Now, when we compare these two scenarios, what can we see? Firstly, not ALL our leaders are taking the climate science seriously. Currently some of our leaders are putting their own agendas ahead of what scientists are urging the world to do. There is a 97 percent consensus among peer-reviewed climate scientists that human-induced climate change is real. In other words, these are scientists who are published in peer-reviewed journals; they are unbiased and not linked to oil companies, nor are they linked to politicians attempting to discredit them for their own short-term gain, and they are not tobacco companies trying to turn the public against science-based information because it claimed their product caused cancer. On top of that, these scientists are CLIMATE scientists – they study Earth’s climate. To ask the opinion of any other scientist would be like asking an endocrinologist about brain surgery – they would have some idea, but they are not experts on the topic.
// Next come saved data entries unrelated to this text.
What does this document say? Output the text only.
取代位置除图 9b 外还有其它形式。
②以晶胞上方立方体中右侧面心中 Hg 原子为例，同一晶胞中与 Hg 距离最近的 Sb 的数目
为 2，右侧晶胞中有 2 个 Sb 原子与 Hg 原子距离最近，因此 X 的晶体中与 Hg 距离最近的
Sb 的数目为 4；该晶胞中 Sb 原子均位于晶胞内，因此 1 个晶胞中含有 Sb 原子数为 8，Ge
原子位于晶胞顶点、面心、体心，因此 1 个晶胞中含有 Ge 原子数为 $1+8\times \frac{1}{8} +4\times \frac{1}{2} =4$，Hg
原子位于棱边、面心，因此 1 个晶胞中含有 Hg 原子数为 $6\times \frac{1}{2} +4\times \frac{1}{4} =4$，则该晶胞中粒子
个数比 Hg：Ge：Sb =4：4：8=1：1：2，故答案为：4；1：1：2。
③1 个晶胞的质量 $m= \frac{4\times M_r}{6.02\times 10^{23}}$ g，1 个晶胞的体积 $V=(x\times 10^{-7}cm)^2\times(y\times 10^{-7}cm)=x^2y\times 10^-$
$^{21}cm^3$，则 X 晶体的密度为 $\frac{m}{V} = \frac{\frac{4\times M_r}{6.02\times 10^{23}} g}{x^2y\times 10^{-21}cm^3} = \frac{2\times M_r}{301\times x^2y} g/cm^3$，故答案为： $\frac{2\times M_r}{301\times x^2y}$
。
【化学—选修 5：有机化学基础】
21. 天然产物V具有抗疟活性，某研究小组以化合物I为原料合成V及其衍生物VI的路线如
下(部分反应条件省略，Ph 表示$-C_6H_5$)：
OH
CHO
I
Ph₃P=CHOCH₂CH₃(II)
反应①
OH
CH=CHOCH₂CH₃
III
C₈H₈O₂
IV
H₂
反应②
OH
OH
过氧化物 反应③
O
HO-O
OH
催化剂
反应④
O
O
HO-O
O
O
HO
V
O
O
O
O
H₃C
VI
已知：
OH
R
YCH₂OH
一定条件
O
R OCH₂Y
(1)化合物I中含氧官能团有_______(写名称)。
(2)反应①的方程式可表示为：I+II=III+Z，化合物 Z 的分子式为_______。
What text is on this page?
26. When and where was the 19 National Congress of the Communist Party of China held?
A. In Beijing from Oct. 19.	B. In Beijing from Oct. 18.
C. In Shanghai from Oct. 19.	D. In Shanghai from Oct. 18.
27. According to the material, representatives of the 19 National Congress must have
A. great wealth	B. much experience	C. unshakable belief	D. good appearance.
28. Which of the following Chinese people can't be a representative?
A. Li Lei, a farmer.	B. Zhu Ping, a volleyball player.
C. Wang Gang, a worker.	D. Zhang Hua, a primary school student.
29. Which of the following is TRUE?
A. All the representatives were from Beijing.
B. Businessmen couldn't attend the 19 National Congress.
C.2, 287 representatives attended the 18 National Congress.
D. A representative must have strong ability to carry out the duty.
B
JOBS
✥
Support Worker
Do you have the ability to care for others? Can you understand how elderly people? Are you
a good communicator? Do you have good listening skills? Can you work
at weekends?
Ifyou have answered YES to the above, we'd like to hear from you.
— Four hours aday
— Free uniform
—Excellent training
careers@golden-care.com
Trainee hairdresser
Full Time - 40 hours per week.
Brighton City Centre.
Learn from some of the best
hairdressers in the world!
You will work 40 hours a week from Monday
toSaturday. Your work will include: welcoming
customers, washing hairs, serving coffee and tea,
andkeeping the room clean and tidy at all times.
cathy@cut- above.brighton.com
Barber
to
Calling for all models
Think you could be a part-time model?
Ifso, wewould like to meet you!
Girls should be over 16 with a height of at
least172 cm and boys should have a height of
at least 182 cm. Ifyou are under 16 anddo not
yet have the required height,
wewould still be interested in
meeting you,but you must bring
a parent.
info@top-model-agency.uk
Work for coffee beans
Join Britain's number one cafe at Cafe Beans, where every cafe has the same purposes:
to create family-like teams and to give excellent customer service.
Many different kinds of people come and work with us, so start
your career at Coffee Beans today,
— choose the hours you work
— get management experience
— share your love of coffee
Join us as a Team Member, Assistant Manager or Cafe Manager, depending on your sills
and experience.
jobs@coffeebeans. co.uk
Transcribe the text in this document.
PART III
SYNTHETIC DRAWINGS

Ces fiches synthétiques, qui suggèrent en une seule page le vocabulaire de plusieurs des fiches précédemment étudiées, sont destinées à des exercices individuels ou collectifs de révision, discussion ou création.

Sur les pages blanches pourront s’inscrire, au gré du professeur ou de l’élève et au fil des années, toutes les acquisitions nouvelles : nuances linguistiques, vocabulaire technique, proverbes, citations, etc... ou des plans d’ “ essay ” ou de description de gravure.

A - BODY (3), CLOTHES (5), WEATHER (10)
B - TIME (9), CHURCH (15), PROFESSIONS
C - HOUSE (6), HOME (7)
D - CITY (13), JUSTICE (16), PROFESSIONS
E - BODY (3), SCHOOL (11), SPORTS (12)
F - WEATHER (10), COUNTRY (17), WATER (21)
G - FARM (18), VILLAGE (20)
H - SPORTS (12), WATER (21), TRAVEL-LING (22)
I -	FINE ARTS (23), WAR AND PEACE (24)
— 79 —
Secondly, evidence shows that global action works. I see the whole scenario of the ozone layer as an important example of how it was through good leadership and global collaboration that this positive outcome has come to be. This is what is needed to combat climate change. It was not left up to individuals to fix the hole in the ozone layer. It was not up to people to choose to purchase a more expensive but environmentally friendly cfc-free fridge, or to say no to aerosols. Cfcs were taken off the market, through a global decision, because they were destroying the atmosphere in which we need to sustain a healthy life. I do believe that making ethical lifestyle choices is important and every little bit counts in making a difference, it’s just not going to be the savior of our planet. It was leaders coming together which drove the change, and it was abrupt change. There were not 28 years’ worth of reports. There were not endless conferences with targets to reduce cfcs by a small percentage over the next 50 years. We took accountability for our actions and recognised that the cause needed to be eliminated. As well as that, our lifestyles were not impacted by the change – we still have fridges and aerosols, just without cfcs. Electricity generation is not the problem, burning fossil fuels is, and we have the intelligence and humanity to learn from our mistakes and come up with new ways, just like we did before. And we, as individuals do have a bit of power to drive this action, by voting for leaders who will do the right thing.
Thirty years ago, we humans found ourselves faced with a global environmental problem, which we had caused, and we needed a solution. Global leaders listened and acted and stopped irreversible damage. Let’s hope they step up and do the same again.